When a student comes to the library looking for information, it has already been sorted through and only the best options are presented to them.
The archives are an “arm of the library” that most know nothing about. An archive serves a similar purpose but is unique in itself. The AU archives are a collection of “special materials” that are often one-of-a-kind artifacts. Our archives house letters, books, videos and architectural drawings, among thousands of other things. The focus of the AU archives are Anderson University’s past, present and future as well as the Church of God.
An archivist and several student volunteers work to make the treasures stored in the archives “discoverable,” as Brewer puts it. Additionally, preservation is of the utmost importance in the archives, because each item is unique and cannot be replaced.
Even if a student has never checked out a book from the library, it is likely that they have done their homework or met to finish a group project in one of the library’s many study areas.
“There is lots of discussion around the library as a place,” says Dr. Brewer. “Most think the library is a storehouse, where we keep things, and the internet kind of blew this out of the water. People started arguing that physical buildings aren’t needed anymore because everything is online.”
However, Brewer believes the library as a physical place is necessary and important, especially in the context of a university. She describes the library as “an intellectual gathering place,” and cites community and scholars as two important aspects of this.

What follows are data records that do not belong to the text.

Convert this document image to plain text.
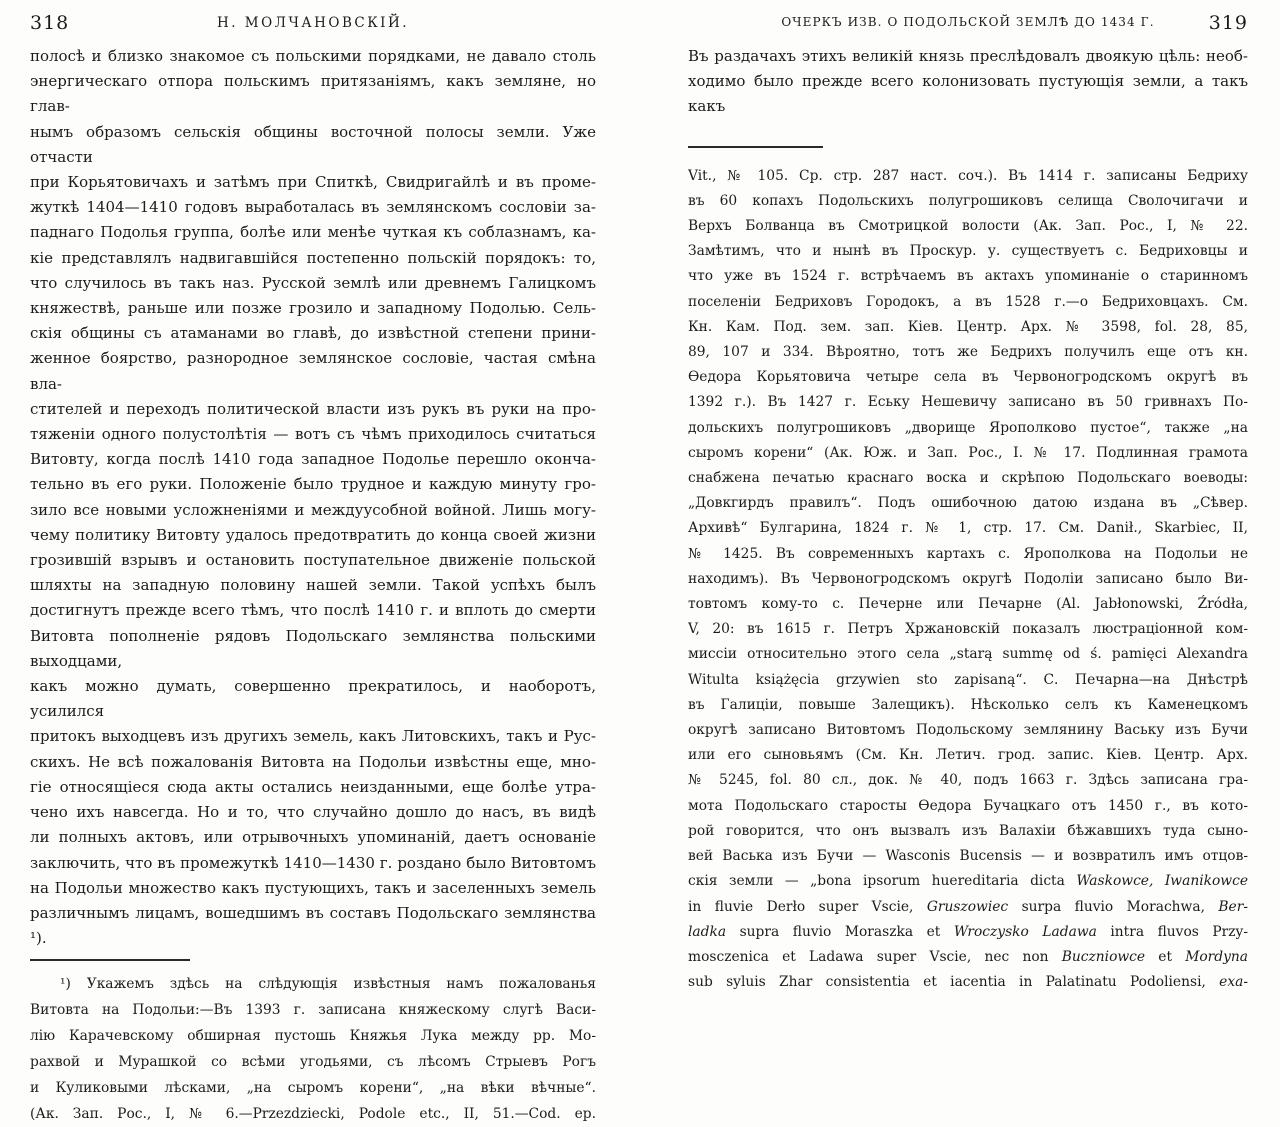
318	Н. МОЛЧАНОВСКІЙ.
полосѣ и близко знакомое съ польскими порядками, не давало столь
энергическаго отпора польскимъ притязаніямъ, какъ земляне, но глав-
нымъ образомъ сельскія общины восточной полосы земли. Уже отчасти
при Корьятовичахъ и затѣмъ при Спиткѣ, Свидригайлѣ и въ проме-
жуткѣ 1404—1410 годовъ выработалась въ землянскомъ сословіи за-
паднаго Подолья группа, болѣе или менѣе чуткая къ соблазнамъ, ка-
кіе представлялъ надвигавшійся постепенно польскій порядокъ: то,
что случилось въ такъ наз. Русской землѣ или древнемъ Галицкомъ
княжествѣ, раньше или позже грозило и западному Подолью. Сель-
скія общины съ атаманами во главѣ, до извѣстной степени прини-
женное боярство, разнородное землянское сословіе, частая смѣна вла-
стителей и переходъ политической власти изъ рукъ въ руки на про-
тяженіи одного полустолѣтія — вотъ съ чѣмъ приходилось считаться
Витовту, когда послѣ 1410 года западное Подолье перешло оконча-
тельно въ его руки. Положеніе было трудное и каждую минуту гро-
зило все новыми усложненіями и междуусобной войной. Лишь могу-
чему политику Витовту удалось предотвратить до конца своей жизни
грозившій взрывъ и остановить поступательное движеніе польской
шляхты на западную половину нашей земли. Такой успѣхъ былъ
достигнутъ прежде всего тѣмъ, что послѣ 1410 г. и вплоть до смерти
Витовта пополненіе рядовъ Подольскаго землянства польскими выходцами,
какъ можно думать, совершенно прекратилось, и наоборотъ, усилился
притокъ выходцевъ изъ другихъ земель, какъ Литовскихъ, такъ и Рус-
скихъ. Не всѣ пожалованія Витовта на Подольи извѣстны еще, мно-
гіе относящіеся сюда акты остались неизданными, еще болѣе утра-
чено ихъ навсегда. Но и то, что случайно дошло до насъ, въ видѣ
ли полныхъ актовъ, или отрывочныхъ упоминаній, даетъ основаніе
заключить, что въ промежуткѣ 1410—1430 г. роздано было Витовтомъ
на Подольи множество какъ пустующихъ, такъ и заселенныхъ земель
различнымъ лицамъ, вошедшимъ въ составъ Подольскаго землянства ¹).
¹) Укажемъ здѣсь на слѣдующія извѣстныя намъ пожалованья
Витовта на Подольи:—Въ 1393 г. записана княжескому слугѣ Васи-
лію Карачевскому обширная пустошь Княжья Лука между рр. Мо-
рахвой и Мурашкой со всѣми угодьями, съ лѣсомъ Стрыевъ Рогъ
и Куликовыми лѣсками, „на сыромъ корени“, „на вѣки вѣчные“.
(Ак. Зап. Рос., I, № 6.—Przezdziecki, Podole etc., II, 51.—Cod. ep.
319
ОЧЕРКЪ ИЗВ. О ПОДОЛЬСКОЙ ЗЕМЛѢ ДО 1434 Г.
Въ раздачахъ этихъ великій князь преслѣдовалъ двоякую цѣль: необ-
ходимо было прежде всего колонизовать пустующія земли, а такъ какъ
Vit., № 105. Ср. стр. 287 наст. соч.). Въ 1414 г. записаны Бедриху
въ 60 копахъ Подольскихъ полугрошиковъ селища Сволочигачи и
Верхъ Болванца въ Смотрицкой волости (Ак. Зап. Рос., I, № 22.
Замѣтимъ, что и нынѣ въ Проскур. у. существуетъ с. Бедриховцы и
что уже въ 1524 г. встрѣчаемъ въ актахъ упоминаніе о старинномъ
поселеніи Бедриховъ Городокъ, а въ 1528 г.—о Бедриховцахъ. См.
Кн. Кам. Под. зем. зап. Кіев. Центр. Арх. № 3598, fol. 28, 85,
89, 107 и 334. Вѣроятно, тотъ же Бедрихъ получилъ еще отъ кн.
Ѳедора Корьятовича четыре села въ Червоногродскомъ округѣ въ
1392 г.). Въ 1427 г. Еську Нешевичу записано въ 50 гривнахъ По-
дольскихъ полугрошиковъ „дворище Ярополково пустое“, также „на
сыромъ корени“ (Ак. Юж. и Зап. Рос., I. № 17. Подлинная грамота
снабжена печатью краснаго воска и скрѣпою Подольскаго воеводы:
„Довкгирдъ правилъ“. Подъ ошибочною датою издана въ „Сѣвер.
Архивѣ“ Булгарина, 1824 г. № 1, стр. 17. См. Danił., Skarbiec, II,
№ 1425. Въ современныхъ картахъ с. Ярополкова на Подольи не
находимъ). Въ Червоногродскомъ округѣ Подоліи записано было Ви-
товтомъ кому-то с. Печерне или Печарне (Al. Jabłonowski, Źródła,
V, 20: въ 1615 г. Петръ Хржановскій показалъ люстраціонной ком-
миссіи относительно этого села „starą summę od ś. pamięci Alexandra
Witulta książęcia grzywien sto zapisaną“. С. Печарна—на Днѣстрѣ
въ Галиціи, повыше Залещикъ). Нѣсколько селъ къ Каменецкомъ
округѣ записано Витовтомъ Подольскому землянину Ваську изъ Бучи
или его сыновьямъ (См. Кн. Летич. грод. запис. Кіев. Центр. Арх.
№ 5245, fol. 80 сл., док. № 40, подъ 1663 г. Здѣсь записана гра-
мота Подольскаго старосты Ѳедора Бучацкаго отъ 1450 г., въ кото-
рой говорится, что онъ вызвалъ изъ Валахіи бѣжавшихъ туда сыно-
вей Васька изъ Бучи — Wasconis Bucensis — и возвратилъ имъ отцов-
скія земли — „bona ipsorum huereditaria dicta Waskowce, Iwanikowce
in fluvie Derło super Vscie, Gruszowiec surpa fluvio Morachwa, Ber-
ladka supra fluvio Moraszka et Wroczysko Ladawa intra fluvos Przy-
mosczenica et Ladawa super Vscie, nec non Buczniowce et Mordyna
sub syluis Zhar consistentia et iacentia in Palatinatu Podoliensi, exa-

“You need to have around you everything you need to be successful,” says Brewer. “We provide everything from internet connection and places to charge your computer to comfortable chairs and cups of coffee.”
“People used to say the more books you had, the better your library is,” explains Brewer, “but what really makes a good library is service.”
She cites her staff as the most unique aspect of Nicholson Library.
“They take special interest in every single person who walks in the door,” she said.
The library staff strives to create a welcoming space in which students can succeed. Furthermore, they will demonstrate hospitality and respect to all students and faculty seeking information or simply a place to sit and study at the library.
Brewer and the rest of the library staff welcome suggestions from students and faculty on how the library could advance and improve. They firmly believe the quality of a library is not based in how many volumes it houses but how well it is able to serve everyone who walks in its doors.